Осенью мы пережили ту праздничную пору, что бывала в городе в конце каждого года, — съезд со всей губернии земских гласных на губернское собрание. Празднично прошла для нас и зима: были гастроли малорусского театра с Заньковецкой и Саксаганским, концерты столичных знаменитостей — Чернова, Яковлева, Мравиной, — было не мало балов, маскарадов, званых вечеров. После земского собрания я ездил в Москву, к Толстому, и, возвратившись, с особенным удовольствием предался мирским соблазнам.
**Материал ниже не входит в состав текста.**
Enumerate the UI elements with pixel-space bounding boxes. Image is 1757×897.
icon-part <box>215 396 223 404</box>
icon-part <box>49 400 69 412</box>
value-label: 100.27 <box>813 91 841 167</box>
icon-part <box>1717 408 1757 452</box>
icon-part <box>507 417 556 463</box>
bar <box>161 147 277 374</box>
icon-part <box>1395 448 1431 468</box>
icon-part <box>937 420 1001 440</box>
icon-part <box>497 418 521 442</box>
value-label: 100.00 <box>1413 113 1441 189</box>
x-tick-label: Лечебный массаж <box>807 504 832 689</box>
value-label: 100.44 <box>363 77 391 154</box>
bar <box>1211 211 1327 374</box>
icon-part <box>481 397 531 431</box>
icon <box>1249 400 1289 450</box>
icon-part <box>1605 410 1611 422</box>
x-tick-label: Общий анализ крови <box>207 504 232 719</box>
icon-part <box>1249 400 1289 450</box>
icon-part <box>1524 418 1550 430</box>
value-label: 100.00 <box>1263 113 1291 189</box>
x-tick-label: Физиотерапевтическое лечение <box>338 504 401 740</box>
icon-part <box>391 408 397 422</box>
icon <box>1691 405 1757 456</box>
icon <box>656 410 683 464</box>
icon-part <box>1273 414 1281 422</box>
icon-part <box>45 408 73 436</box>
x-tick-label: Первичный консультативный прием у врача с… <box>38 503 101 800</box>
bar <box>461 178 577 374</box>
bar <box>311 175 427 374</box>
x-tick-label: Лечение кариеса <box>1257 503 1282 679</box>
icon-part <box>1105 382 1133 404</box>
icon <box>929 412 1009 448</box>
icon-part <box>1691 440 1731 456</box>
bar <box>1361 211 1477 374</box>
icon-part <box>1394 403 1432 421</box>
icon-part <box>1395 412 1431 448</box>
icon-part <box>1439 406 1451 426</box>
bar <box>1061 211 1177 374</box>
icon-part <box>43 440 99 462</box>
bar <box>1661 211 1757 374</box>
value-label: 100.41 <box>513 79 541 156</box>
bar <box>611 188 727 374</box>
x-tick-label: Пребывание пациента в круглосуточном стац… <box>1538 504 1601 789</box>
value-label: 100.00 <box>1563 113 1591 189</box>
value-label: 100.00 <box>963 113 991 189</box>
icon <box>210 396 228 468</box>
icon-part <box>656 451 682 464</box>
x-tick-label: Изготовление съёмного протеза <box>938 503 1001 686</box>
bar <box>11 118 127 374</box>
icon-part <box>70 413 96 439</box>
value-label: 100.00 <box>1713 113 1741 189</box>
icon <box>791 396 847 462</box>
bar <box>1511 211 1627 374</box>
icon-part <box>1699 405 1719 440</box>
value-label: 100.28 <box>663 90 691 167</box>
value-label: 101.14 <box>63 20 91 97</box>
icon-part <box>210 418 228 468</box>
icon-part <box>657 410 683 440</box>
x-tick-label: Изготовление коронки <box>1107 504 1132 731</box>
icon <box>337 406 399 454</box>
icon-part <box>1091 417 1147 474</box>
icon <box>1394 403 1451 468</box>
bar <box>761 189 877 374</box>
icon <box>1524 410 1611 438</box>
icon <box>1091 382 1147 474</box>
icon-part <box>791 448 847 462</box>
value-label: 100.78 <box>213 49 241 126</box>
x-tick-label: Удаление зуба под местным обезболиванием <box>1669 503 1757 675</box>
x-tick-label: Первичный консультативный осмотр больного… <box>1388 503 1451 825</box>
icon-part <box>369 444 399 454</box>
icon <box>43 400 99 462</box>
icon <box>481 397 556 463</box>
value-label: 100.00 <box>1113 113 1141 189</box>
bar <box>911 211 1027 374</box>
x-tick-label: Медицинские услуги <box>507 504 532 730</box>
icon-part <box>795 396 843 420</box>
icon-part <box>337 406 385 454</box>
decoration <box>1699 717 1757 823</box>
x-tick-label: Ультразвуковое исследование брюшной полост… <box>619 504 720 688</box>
И они, эти соблазны, очень изменили нашу жизнь внешне — кажется, ни одного вечера не проводили мы дома. Незаметно изменяли, ухудшали и наши отношения. — Ты опять делаешься какой-то другой, — сказала она однажды. — Совсем мужчина. Стал зачем-то эту французскую бородку носить. — Тебе не нравится? — Нет, почему же? Только как все проходит! — Да. Вот и ты становишься похожа уже на молодую женщину. Похудела и стала еще красивее. — И ты опять стал меня ревновать. И вот я уже боюсь тебе признаться. — В чем? — В том, что мне хочется быть на следующем маскараде в костюме. Что-нибудь недорогое и совсем простое. Черная маска и что-нибудь черное, легкое, длинное… — Что же это будет обозначать? — Ночь. — Значит, опять начинается нечто орловское? Ночь! Это довольно пошло. — Ничего не вижу тут орловского и пошлого, — ответила она сухо и независимо, и я со страхом почувствовал в этой сухости и независимости действительно нечто прежнее. — Просто ты опять стал ревновать меня. — Почему же стал опять ревновать? — Не знаю. — Нет, знаешь. Потому что ты опять стала отдаляться от меня, опять желаешь нравиться, принимать мужские восторги.